O presidente dos Estados Unidos, Donald Trump, atribuiu à sua equipe a responsabilidade pelo compartilhamento de um vídeo com conteúdo racista em sua conta oficial no Truth Social, que apresentava Barack e Michelle Obama em representações consideradas ofensivas.
O vídeo, que permaneceu online por aproximadamente 12 horas, utilizava imagens de macacos para retratar o ex-casal presidencial. A postagem ocorreu em meio a alegações de fraude eleitoral nas eleições de 2020.

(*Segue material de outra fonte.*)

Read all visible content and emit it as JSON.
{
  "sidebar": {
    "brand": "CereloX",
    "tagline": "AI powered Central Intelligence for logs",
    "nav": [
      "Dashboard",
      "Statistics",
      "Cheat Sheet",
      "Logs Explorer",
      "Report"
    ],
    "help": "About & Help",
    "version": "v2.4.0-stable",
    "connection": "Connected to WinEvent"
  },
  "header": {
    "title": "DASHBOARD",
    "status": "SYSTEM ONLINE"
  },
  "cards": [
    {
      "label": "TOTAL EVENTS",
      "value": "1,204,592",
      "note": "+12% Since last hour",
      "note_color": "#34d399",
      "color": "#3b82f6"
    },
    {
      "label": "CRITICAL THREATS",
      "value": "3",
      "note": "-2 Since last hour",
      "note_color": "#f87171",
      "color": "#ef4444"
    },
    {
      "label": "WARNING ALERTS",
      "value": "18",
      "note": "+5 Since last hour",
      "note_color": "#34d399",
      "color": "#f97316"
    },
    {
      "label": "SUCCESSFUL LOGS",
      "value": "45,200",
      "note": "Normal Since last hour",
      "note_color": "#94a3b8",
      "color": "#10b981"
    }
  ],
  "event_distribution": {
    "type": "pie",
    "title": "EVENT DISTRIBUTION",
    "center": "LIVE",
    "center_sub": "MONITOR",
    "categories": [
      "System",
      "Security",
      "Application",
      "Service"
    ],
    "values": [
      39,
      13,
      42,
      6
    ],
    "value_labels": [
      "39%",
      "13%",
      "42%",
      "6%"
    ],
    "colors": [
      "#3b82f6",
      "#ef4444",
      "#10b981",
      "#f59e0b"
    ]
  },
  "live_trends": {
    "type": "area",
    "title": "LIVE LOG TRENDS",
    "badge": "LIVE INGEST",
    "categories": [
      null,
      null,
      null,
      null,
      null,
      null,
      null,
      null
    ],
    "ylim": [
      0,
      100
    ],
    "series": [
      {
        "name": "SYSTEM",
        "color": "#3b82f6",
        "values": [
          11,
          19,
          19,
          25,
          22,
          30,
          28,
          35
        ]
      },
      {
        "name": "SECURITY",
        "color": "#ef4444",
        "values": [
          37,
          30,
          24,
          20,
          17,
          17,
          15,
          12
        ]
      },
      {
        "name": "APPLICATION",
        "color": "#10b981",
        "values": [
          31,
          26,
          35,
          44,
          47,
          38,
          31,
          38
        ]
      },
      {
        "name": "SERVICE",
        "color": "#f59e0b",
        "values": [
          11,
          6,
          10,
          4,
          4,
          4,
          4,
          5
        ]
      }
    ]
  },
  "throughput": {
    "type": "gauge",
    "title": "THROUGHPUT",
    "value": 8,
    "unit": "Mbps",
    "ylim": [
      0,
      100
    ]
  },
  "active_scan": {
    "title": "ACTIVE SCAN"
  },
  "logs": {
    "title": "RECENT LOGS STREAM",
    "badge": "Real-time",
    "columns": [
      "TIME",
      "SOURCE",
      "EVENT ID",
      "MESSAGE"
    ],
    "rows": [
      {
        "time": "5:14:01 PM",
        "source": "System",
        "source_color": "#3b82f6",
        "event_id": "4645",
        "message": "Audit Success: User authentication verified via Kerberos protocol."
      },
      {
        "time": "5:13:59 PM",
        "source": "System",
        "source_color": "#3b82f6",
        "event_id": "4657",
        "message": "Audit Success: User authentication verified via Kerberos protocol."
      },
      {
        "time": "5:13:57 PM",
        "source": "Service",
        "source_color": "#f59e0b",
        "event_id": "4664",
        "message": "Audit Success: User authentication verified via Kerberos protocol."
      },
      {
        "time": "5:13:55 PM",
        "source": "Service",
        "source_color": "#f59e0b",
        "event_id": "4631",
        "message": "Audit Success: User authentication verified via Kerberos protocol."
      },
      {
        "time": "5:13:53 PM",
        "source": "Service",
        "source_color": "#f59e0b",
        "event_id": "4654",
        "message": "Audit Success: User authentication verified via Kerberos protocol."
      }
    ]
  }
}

A Casa Branca, em um primeiro momento, minimizou o episódio, classificando as críticas como uma “falsa indignação” e definindo o conteúdo como um simples meme. No entanto, a declaração não foi suficiente para conter a repercussão negativa. Conforme informação divulgada pelo próprio presidente, a publicação foi retirada assim que ele tomou conhecimento de seu teor.
Trump se recusa a pedir desculpas e alega falha de funcionários
Em entrevista concedida a bordo do avião presidencial, Donald Trump afirmou que não pretende pedir desculpas pelo ocorrido. Ele declarou ter assistido apenas ao início do vídeo e que a postagem foi removida assim que percebeu o problema. “Eu entreguei para as pessoas que normalmente olham tudo, mas acho que alguém não olhou, acabou postando, e nós tiramos do ar”, disse o presidente.
A porta-voz da Casa Branca, Karoline Leavitt, havia classificado as críticas como “falsa indignação” mais cedo, alegando que o vídeo se tratava de um meme da internet. Ela afirmou que o conteúdo retratava Trump como o “rei da selva” e os democratas como personagens de “O Rei Leão”.
Parlamentares republicanos condenam veementemente o vídeo racista
Apesar das tentativas de minimização por parte da Casa Branca e da recusa de Trump em pedir desculpas, diversos parlamentares republicanos manifestaram repúdio à publicação. O senador Tim Scott, que é negro, classificou o vídeo como **inaceitável** e uma das coisas mais racistas que já viu sair da Casa Branca.
O senador Pete Ricketts, de Nebraska, reforçou que o teor racista era evidente, mesmo que tratado como um meme. Ele declarou que “uma pessoa razoável percebe o contexto racista disso” e que a Casa Branca deveria ter removido o conteúdo e pedido desculpas.
Apelos por retratação e críticas à falta de desculpas
O deputado republicano Mike Lawler, de Nova York, também pediu a retirada imediata do vídeo e um pedido de desculpas, afirmando que a publicação estava **errada e incrivelmente ofensiva**. O senador Roger Wicker, do Mississippi, seguiu a mesma linha, declarando que a situação era “totalmente inaceitável” e que o presidente deveria se retratar.
A polêmica em torno do vídeo racista evidencia a **divisão dentro do próprio Partido Republicano** em relação a certas postagens e declarações do ex-presidente, com muitos aliados demonstrando desconforto e criticando abertamente o conteúdo.